Friday, June 15, 2007

Every day, and some questions

,I decided to start blogging again, like, every day or something. Why? Just because I enjoy it. That's all.

So here is the tomato update: each cherry tomato plant has five baby tomatoes, for a total of ten. The two regular tomato plants are doing fine, but no sign of babies yet. One of the basil plants is mysteriously droopy, which is worrying. I keep meaning to go to Home Despot and get some more herbs, and probably some more tomatoes too, so I have a real collection.

I'm in love with a certain chord on the guitar. E7/G#. I'm not sure why. I've never felt this way about a chord before.

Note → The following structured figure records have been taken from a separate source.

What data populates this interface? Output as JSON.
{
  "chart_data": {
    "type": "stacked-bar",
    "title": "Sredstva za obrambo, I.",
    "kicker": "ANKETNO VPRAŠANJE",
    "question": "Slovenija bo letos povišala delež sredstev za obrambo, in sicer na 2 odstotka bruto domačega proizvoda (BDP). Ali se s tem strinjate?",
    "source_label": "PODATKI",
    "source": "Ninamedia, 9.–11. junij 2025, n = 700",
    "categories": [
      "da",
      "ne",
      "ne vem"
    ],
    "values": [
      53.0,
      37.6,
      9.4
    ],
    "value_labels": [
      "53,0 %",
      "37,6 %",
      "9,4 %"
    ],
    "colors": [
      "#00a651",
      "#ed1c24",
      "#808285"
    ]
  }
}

One year + one week into the PhD, and school is still confusing. My poetry idol told me that I would know if I should be doing this or not, that if it wasn't right for me I would hate it. But, well, I do kind of hate it, I feel like I'll never be able to do and/or be satisfied doing what's expected of me, that the available lines of inquiry either a) are boring or b) require more knowledge than I'll ever be able to acquire or c) obviously, both. And yet, when it comes time to do my own work, I break what I understand to be the rules and write exactly what I want to write and I love pretty much every paper I've written this year and, well, love's a strong word but for the most part I'd say so do my professors. So is this just a grad school bubble where I'm getting good responses because the standards are relatively low but I'll eventually have to stop writing what I want and start playing the game? Have I just chosen the old-fashioned and/or easy professors? Or are the rules more flexible than they sound? I kind of hope so because sure, I complain about academic inbreeding and the narrowness of professional discourse, but it's not like Harper's is looking for an incisive discussion of the role of the comma splice in contemporary poetry . . . for better or worse, if I want to write about poems, academia is probably the place.

And finally, meet my friend Carafe, who counts being the coiner of the phrase "Summer of Excess" among his many important accomplishments.

1 comment:

justin said...

I think it's great that you love every paper you've ever written--this seems to be the only way to survive in academia. Yet there are ways to write what you want and play the game. Figuring out how to do that still eludes me, but I won't have to worry about that for a while, if ever.

Now, to add to my list of important accomplishments: the expanded understanding of what counts as "excess."